Welcome, guest | Sign In | My Account | Store | Cart

Randomize an iterator (Python recipe) by Ori Peleg
ActiveState Code (http://code.activestate.com/recipes/466177/)

Extremely simple/straightforward implementation.

Posted mainly to receive comments on alternative implementations.

Python, 20 lines
Download
 1
 2
 3
 4
 5
 6
 7
 8
 9
10
11
12
13
14
15
16
17
18
19
20
def irandomize(iterable, seed=None):
    """
    Randomize the iterable.

    Note: this evaluates the entire iterable to a sequence in memory
    """
    if seed is None:
        from random import shuffle
    else:
        from random import Random
        shuffle = Random(seed).shuffle
    result = list(iterable)
    shuffle(result)
    return iter(result)

if __name__ == "__main__":
    print list(irandomize(range(10)))
    print list(irandomize(range(10)))
    print list(irandomize(range(10), seed=14))
    print list(irandomize(range(10), seed=14))

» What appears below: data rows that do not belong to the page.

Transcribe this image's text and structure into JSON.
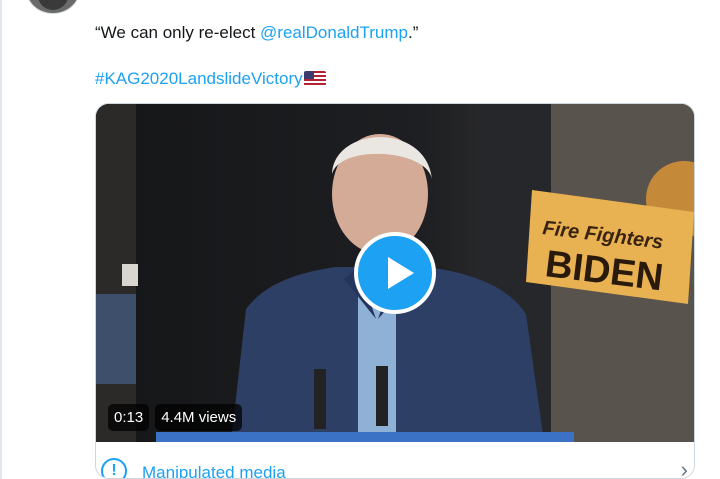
{
  "tweet": {
    "quote_text": "“We can only re-elect ",
    "mention": "@realDonaldTrump",
    "quote_end": ".”",
    "hashtag": "#KAG2020LandslideVictory"
  },
  "video": {
    "duration": "0:13",
    "views": "4.4M views",
    "sign_line1": "Fire Fighters",
    "sign_line2": "BIDEN"
  },
  "notice": {
    "label": "Manipulated media"
  },
  "icons": {
    "play": "play-icon",
    "info": "info-icon",
    "chevron": "chevron-right-icon",
    "flag": "us-flag-icon"
  },
  "colors": {
    "link": "#1da1f2",
    "text": "#14171a",
    "muted": "#657786"
  }
}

While randomizing an iterable can be useful, this implementation is very basic.

So, does anyone have better ideas? :)

Tags: algorithms

4 comments

Steven Bethard 18 years, 3 months ago  # | flag

What do you gain by this? The list() call loads everything into memory, so pretending like it's still an iterator but calling iter() seems misleading to me....

Ori Peleg (author) 18 years, 3 months ago  # | flag

Fitting in an existing iterator-centric scheme. I agree that there is no implementation benefit to the iter() call, but it conforms to the interface where iterator modifiers are expected.

The scheme involved has a 'source' iterator, and chains together several iterator-modifying functions to receive a final iterator. A configuration controls which modifying functions are used at run-time.

I know this implementation is a problem. I'd love to hear suggestions for a better one...

Steven Bethard 18 years, 3 months ago  # | flag

more iterator-like implementation. Well, this isn't as random as random.shuffle -- items near the beginning of the original iterable will likely be near the beginning of the resulting iterable -- but at least it maintains the memory behavior of iterators.

def irandomize(iterable):
    iterable = iter(iterable)
    items = []
    try:
        while True:
            for i in xrange(random.randint(1, 10)):
                items.append(iterable.next())
            random.shuffle(items)
            for i in xrange(random.randint(1, 10)):
                if items:
                    yield items.pop()
                else:
                    break
    except StopIteration:
        random.shuffle(items)
        for item in items:
            yield item
        raise StopIteration

In worst-case behavior, it could load all items from the iterable into memory at once, but on the average I believe it should only be storing about 10 at a time.

Christopher Dunn 18 years, 3 months ago  # | flag

Length of unknown iterator has no upper bound. If you want to guarantee that memory limits are never exceeded, you will have to specify an upper bound somewhere.

I think the best way to tackle this is to provide a buffer-length argument to irandomize():

def irandomize(..., bufsize=1000):

etc. Once the buffer is full, you choose a random element, replace it with the next element from the iterator, and yield the chosen element. "Shuffle" is never needed.